Vera, nouvelle salve

   L'année dernière, France 3 nous avait laissés sur notre faim, en interrompant la diffusion de la treizième saison des Enquêtes de Vera après le premier épisode. Ce dimanche, nous avons droit au suivant et, dimanche prochain, sera diffusé le troisième... en espérant que les deux épisodes finaux (ceux constituant la saison 14) lui succèderont dans un avenir proche.

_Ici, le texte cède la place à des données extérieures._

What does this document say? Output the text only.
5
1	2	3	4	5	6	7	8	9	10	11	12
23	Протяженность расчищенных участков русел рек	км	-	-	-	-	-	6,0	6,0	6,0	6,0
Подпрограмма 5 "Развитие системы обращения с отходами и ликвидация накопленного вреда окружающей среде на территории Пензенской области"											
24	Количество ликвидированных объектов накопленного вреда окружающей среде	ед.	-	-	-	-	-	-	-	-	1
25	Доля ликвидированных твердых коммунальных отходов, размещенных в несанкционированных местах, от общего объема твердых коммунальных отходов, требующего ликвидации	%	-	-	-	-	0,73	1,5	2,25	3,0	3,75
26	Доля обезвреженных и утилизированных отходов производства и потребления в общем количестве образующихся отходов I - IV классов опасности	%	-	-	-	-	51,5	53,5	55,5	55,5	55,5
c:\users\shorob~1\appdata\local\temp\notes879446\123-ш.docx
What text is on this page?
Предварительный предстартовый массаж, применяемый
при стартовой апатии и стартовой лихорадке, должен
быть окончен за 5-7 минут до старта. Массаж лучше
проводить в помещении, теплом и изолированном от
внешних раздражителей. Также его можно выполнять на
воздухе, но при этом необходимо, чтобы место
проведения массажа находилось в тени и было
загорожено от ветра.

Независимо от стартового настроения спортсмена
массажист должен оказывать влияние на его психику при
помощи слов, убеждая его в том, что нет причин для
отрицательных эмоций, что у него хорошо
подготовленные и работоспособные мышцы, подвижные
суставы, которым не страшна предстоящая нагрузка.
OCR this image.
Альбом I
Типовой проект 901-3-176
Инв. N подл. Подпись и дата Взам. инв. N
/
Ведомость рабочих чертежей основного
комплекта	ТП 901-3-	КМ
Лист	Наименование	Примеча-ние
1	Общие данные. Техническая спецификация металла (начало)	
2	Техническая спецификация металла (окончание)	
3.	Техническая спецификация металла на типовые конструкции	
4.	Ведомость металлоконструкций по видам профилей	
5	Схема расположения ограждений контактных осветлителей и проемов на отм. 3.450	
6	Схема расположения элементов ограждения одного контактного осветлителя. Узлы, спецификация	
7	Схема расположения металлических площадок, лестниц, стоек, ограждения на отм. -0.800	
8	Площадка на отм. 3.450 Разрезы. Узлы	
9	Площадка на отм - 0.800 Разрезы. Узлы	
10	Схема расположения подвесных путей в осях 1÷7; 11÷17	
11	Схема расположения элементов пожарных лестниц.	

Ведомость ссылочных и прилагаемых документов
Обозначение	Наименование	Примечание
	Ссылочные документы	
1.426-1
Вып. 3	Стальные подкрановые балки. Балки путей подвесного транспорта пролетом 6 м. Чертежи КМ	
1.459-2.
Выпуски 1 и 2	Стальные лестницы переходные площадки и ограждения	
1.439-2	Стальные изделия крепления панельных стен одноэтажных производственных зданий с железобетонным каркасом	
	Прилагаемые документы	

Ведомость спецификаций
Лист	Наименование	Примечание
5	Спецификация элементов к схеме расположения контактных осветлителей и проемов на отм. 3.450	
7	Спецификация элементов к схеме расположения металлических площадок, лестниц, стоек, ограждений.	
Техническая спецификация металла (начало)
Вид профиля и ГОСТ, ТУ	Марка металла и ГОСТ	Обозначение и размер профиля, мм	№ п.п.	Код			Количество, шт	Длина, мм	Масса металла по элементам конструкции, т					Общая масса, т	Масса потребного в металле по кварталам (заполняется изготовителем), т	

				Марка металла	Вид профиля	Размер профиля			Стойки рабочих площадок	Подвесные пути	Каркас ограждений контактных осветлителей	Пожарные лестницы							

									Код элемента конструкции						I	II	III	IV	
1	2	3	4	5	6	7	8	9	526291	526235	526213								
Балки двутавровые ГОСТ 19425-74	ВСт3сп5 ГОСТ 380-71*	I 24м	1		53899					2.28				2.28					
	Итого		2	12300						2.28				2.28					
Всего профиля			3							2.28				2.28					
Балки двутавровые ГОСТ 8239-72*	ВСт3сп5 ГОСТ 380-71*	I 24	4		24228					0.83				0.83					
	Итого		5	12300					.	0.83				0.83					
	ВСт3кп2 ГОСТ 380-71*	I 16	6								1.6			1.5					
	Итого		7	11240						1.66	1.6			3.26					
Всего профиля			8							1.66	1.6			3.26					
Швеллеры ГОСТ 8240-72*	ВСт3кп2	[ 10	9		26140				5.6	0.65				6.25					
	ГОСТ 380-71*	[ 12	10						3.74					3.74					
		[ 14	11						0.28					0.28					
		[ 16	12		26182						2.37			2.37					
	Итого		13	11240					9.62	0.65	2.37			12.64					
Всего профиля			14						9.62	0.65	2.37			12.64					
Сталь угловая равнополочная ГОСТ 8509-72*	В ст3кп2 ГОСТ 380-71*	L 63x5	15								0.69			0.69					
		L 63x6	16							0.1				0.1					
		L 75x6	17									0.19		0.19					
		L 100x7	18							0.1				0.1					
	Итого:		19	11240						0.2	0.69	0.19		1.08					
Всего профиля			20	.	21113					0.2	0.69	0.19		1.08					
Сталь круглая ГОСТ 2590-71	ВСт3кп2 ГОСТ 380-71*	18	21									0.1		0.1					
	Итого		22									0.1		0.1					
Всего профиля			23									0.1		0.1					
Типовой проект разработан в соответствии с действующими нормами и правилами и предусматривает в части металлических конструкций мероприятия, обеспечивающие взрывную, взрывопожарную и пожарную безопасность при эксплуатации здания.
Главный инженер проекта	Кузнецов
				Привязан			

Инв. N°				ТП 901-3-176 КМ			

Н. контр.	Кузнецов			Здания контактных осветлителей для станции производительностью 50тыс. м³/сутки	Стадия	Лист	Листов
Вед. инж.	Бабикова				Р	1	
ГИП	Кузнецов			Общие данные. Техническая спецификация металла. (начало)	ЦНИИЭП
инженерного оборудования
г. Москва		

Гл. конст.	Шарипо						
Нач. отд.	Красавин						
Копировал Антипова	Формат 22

   Intitulée La Seconde Fille, cette enquête inédite nous emmène principalement dans l'agglomération de Newcastle, où le corps d'une jeune femme atteinte d'un cancer est découvert à proximité d'un chemin de randonnée. Absente des réseaux sociaux, la victime logeait chez une bienfaitrice, gérante d'un réseau de cafés. Au fur et à mesure que les policiers progressent dans leur enquête, ils vont de surprise en surprise, la liste des suspects ne cessant de s'allonger. Toutefois, pour qui observe bien le jeu des comédiens (et écoute attentivement les détails concernant la scène de crime), l'identité de la personne responsable de la mort n'est pas trop difficile à trouver. C'est une rareté dans cette série, qui, en général, sait ménager le suspens. L'intrigue n'en est pas moins prenante, tant les secrets sont nombreux.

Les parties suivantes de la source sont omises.